= Frederick Page (musician) =

University professor of music, pianist, critic

Frederick Joseph Page (1905-1983) was a New Zealand university professor of music, pianist and critic. He was instrumental in the promotion of contemporary classical music in New Zealand.

==Early life==
Page was born on 4 December 1905 in Lyttelton, Canterbury, New Zealand.

==Music Studies==
From 1920, he studied with Ernest Empson in Christchurch, and from 1935 to 1938 in London at the Royal College of Music. Among his teachers there was Ralph Vaughan Williams.

==Teaching==
Back in New Zealand he married painter Evelyn Page in 1938 and settled in Governors Bay.

In 1945/46, Page established the music department at Victoria University College in Wellington where he taught until his retirement in 1971.

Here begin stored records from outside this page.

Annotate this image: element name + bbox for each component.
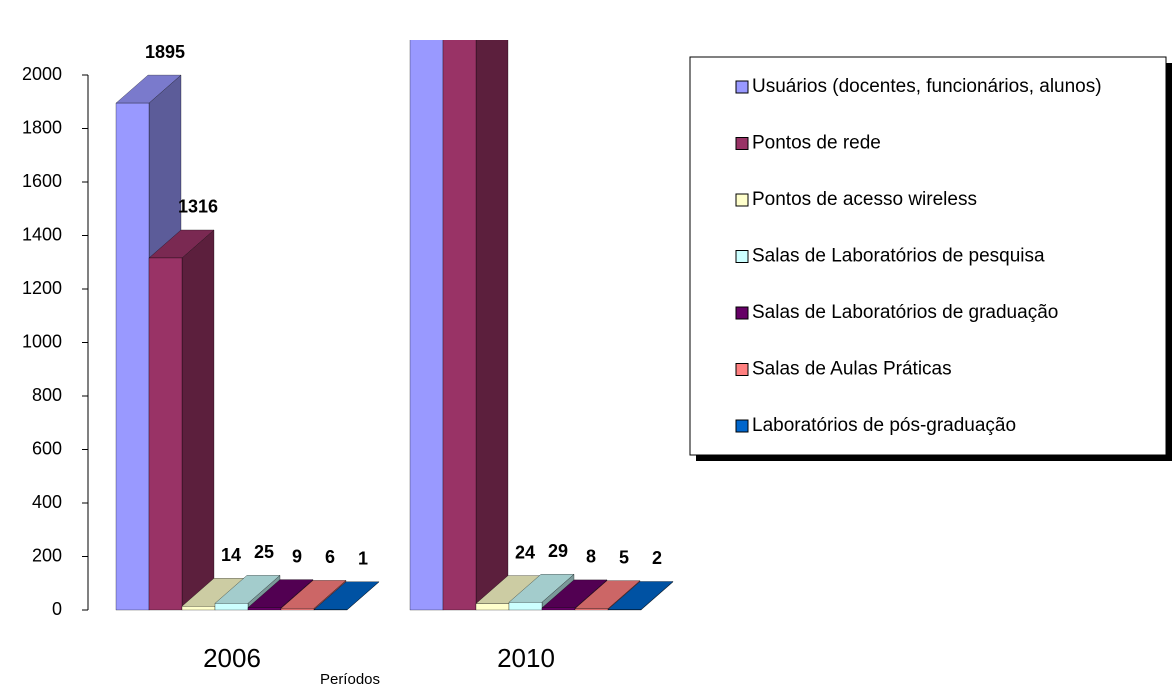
legend-label: Salas de Aulas Práticas (752, 359, 952, 380)
data-label: 9 (292, 546, 302, 566)
legend-label: Pontos de acesso wireless (752, 189, 977, 210)
y-tick-label: 0 (52, 599, 62, 619)
data-label: 2 (652, 548, 662, 568)
bar (148, 257, 183, 611)
x-tick-label: 2006 (203, 643, 261, 673)
legend-swatch (735, 306, 749, 320)
bar-side (181, 229, 215, 611)
y-tick-label: 1800 (22, 117, 62, 137)
data-label: 24 (515, 542, 535, 562)
y-tick-label: 600 (32, 438, 62, 458)
legend-box (689, 56, 1167, 456)
bar (442, 40, 477, 611)
bar-top (443, 0, 508, 3)
x-tick-label: 2010 (497, 643, 555, 673)
bar (607, 609, 642, 611)
data-label: 6 (325, 547, 335, 567)
bar (541, 607, 576, 611)
y-tick-label: 400 (32, 492, 62, 512)
y-tick-label: 1400 (22, 224, 62, 244)
legend-swatch (735, 419, 749, 433)
data-label: 1895 (145, 42, 185, 62)
bar (409, 40, 444, 611)
legend-swatch (735, 363, 749, 376)
legend-label: Usuários (docentes, funcionários, alunos… (752, 76, 1102, 97)
plot-area (115, 0, 674, 611)
data-label: 5 (619, 547, 629, 567)
bar (508, 602, 543, 611)
legend-swatch (735, 137, 749, 150)
data-label: 14 (221, 545, 241, 565)
bar-side (475, 40, 509, 611)
y-tick-label: 200 (32, 545, 62, 565)
y-tick-label: 800 (32, 385, 62, 405)
bar (115, 102, 150, 611)
data-label: 29 (548, 541, 568, 561)
y-tick-label: 1200 (22, 278, 62, 298)
bar (181, 606, 216, 611)
legend-swatch (735, 250, 749, 263)
x-axis-label: Períodos (320, 671, 380, 688)
bar (214, 603, 249, 611)
data-label: 1 (358, 548, 368, 568)
data-label: 8 (586, 547, 596, 567)
legend-label: Salas de Laboratórios de pesquisa (752, 246, 1045, 267)
bar (574, 608, 609, 611)
data-label: 1316 (178, 197, 218, 217)
y-tick-label: 1600 (22, 171, 62, 191)
legend-swatch (735, 80, 749, 94)
legend-swatch (735, 193, 749, 207)
bar (247, 607, 282, 611)
legend-label: Laboratórios de pós-graduação (752, 415, 1016, 436)
y-tick-label: 2000 (22, 64, 62, 84)
legend-label: Pontos de rede (752, 133, 881, 154)
data-label: 25 (254, 542, 274, 562)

In 1950 Page was one of the founders of the New Zealand branch of the International Society for Contemporary Music in Wellington. A transformatory experience was Page's visit in 1958 of the Darmstadt International Summer Courses for New Music and the Donaueschingen Festival in Germany. He became a personal friend of composer Pierre Boulez whose work Page promoted in New Zealand.

In 1960, Page visited China and in 1982 he taught at the Shanghai Conservatorium.

In 1970, he received his only official recognition with an order of merit by the government of Poland.

He died on 29 November 1983 in Wellington.